Les Fourmis de la Gare de Berne
Une tristesse qui se rit de tout
Les fourmis évadées du plus gros billet de banque du monde ont entraîné Bernard Comment jusqu'à leur maître, l'Auguste Forel, Le jeune écrivain a interrogé les écrits du vieux savant pour y découvrir un curieux mélange d'eugénisme féroce et de socialisme utopique. Des vertueux hyménoptères, symboles de la continence helvétique, il est remonté à ces insectes humains, «maussades le matin, renfrognés le soir», qui traversent nos gares par colonnes pour rejoindre bureaux et magasins. Il leur oppose un cloporte clochardisé, un de ceux qui, de plus en plus nombreux, glissent sans bien comprendre comment, hors des mailles de la normalité. Une démarche bien dans la manière de Bernard Comment, qui interroge le passé pour comprendre le présent, qui lit le quotidien à travers le filtre de l'ironie et qui saisit ces instants où le fil se rompt.
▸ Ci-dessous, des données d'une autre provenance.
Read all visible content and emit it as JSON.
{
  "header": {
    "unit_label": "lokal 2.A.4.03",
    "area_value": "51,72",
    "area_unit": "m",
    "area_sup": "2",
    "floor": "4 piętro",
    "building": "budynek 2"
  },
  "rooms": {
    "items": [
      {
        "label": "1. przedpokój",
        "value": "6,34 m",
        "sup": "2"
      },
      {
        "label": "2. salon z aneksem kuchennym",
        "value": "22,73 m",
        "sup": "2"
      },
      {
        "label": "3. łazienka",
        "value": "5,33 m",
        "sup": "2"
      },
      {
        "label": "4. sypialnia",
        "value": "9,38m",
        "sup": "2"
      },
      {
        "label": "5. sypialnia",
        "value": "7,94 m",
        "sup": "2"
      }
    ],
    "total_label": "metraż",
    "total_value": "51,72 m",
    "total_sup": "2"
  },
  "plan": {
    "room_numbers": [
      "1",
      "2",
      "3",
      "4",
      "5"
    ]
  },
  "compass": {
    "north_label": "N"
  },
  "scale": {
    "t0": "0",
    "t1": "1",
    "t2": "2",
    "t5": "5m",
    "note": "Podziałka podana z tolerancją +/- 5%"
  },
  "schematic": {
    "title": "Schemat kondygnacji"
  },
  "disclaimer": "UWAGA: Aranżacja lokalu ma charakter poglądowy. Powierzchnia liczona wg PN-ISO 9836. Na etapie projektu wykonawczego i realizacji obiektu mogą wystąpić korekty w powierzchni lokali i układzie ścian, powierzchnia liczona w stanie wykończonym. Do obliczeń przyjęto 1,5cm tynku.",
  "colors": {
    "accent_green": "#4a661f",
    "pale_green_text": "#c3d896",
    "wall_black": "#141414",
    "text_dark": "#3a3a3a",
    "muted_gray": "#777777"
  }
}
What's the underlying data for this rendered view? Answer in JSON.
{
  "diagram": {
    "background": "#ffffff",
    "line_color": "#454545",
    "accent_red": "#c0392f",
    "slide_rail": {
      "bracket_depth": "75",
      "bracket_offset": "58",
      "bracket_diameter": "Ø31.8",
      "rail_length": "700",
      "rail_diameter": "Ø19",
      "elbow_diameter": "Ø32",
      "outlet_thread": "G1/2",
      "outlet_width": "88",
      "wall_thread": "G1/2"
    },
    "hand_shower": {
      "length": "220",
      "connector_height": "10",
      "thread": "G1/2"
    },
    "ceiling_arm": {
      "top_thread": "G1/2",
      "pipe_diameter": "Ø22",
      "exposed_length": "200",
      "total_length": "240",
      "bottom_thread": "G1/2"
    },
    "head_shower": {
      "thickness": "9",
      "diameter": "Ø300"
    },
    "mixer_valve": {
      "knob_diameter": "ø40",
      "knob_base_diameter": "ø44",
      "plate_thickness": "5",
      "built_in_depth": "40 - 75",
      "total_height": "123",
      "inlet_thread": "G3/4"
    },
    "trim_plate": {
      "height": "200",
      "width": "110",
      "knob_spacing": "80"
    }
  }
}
Il en restitue la cruauté comique pour «lutter contre l'oubli, contre l'ignorance» tout en se demandant ce qu'il faut conserver de l'héritage qui ne soit répétition affadie.
Les cinq livres que le jeune auteur a publiés depuis 1990 témoignent tous de cette préoccupations. Après une enfance à Porrentruy au temps des luttes pour l'indépendance, il a découvert Roland Barthes, la stimulation intellectuelle et l'exigence éthique du séminaire que l'adolescent fréquentait entre deux trains. Plus tard, à Genève, l'enseignement de Jean Starobinski lui a apporté le goût de la rigueur et du savoir encyclopédique. Puis, tout jeune universitaire, il a enseigné à l'Université de Pise, découvrant l'Italie, les peintres maniéristes et la passion du football.
A trente ans, Bernard Comment publie L'Ombre de mémoire, conte cruel sur l'acquisition du savoir, le rapport au maître, l'amnésie et le vieillissement. Un roman ambitieux qui joue sur la tension entre le désir de jouir du présent et l'obsession de sauvegarder les leçons du passé sans trop savoir qu'en faire.
Roland Barthes, vers le Neutre (1991) est un parcours affectueux de l'oeuvre de Barthes qui lui a transmis le ferment de l'inquiétude. Puis vient un recueil de douze récits, Allées et venues, rythmés par l'oscillation entre norme et déchéance, teintés par l'ironie et la mélancolie, moments de vies saisies au point de rupture. Entre ces nouvelles et Florence, retours (1994), prend place un essai sur les panoramas chers à Balzac, ces représentations circulaires que les villes et les Etats aimaient à se donner d'eux-mêmes au XIXe siècle. Une interrogation qui s'inscrit dans le fil d'une réflexion savante et curieuse du passé.
Après l'Italie, viennent quelques années parisiennes consacrées à l'écriture et à la recherche puis un séjour à la Villa Médicis à Rome. Dans ce temple quelque peu mortifère de la culture, Bernard Comment traduit Pereira prétend, un livre de son ami Antonio Tabucchi, maître en décalages inquiets.
Florence, retours reprend et approfondit les interrogations qui traversent tous les travaux de l'écrivain. Un jeune architecte quelque peu hypocondre, revient dans la ville où il déposa, naguère, un plan de rénovation des anciennes prisons, les Murate. Oublié par le temps, lui qui est né un 29 février, obsédé par la transmission jusqu'à déposer son sperme exténué dans une banque de procréation assistée, excédé par la dictature des vieux qu'ils croit détecter partout, il cherche à noyer ses souvenirs dans un environnement qui est le tombeau même de la culture occidentale. L'ironie joue sur la douceur funèbre de la morbidezza italienne tout en s'exerçant aussi sur les illusions glacées de la post-modernité. Mais ce sarcasme érudit et élégant n'est pas qu'habileté gratuite, il est le signe de l'inquiétude vive et profonde qui caractérise le travail de Bernard Comment.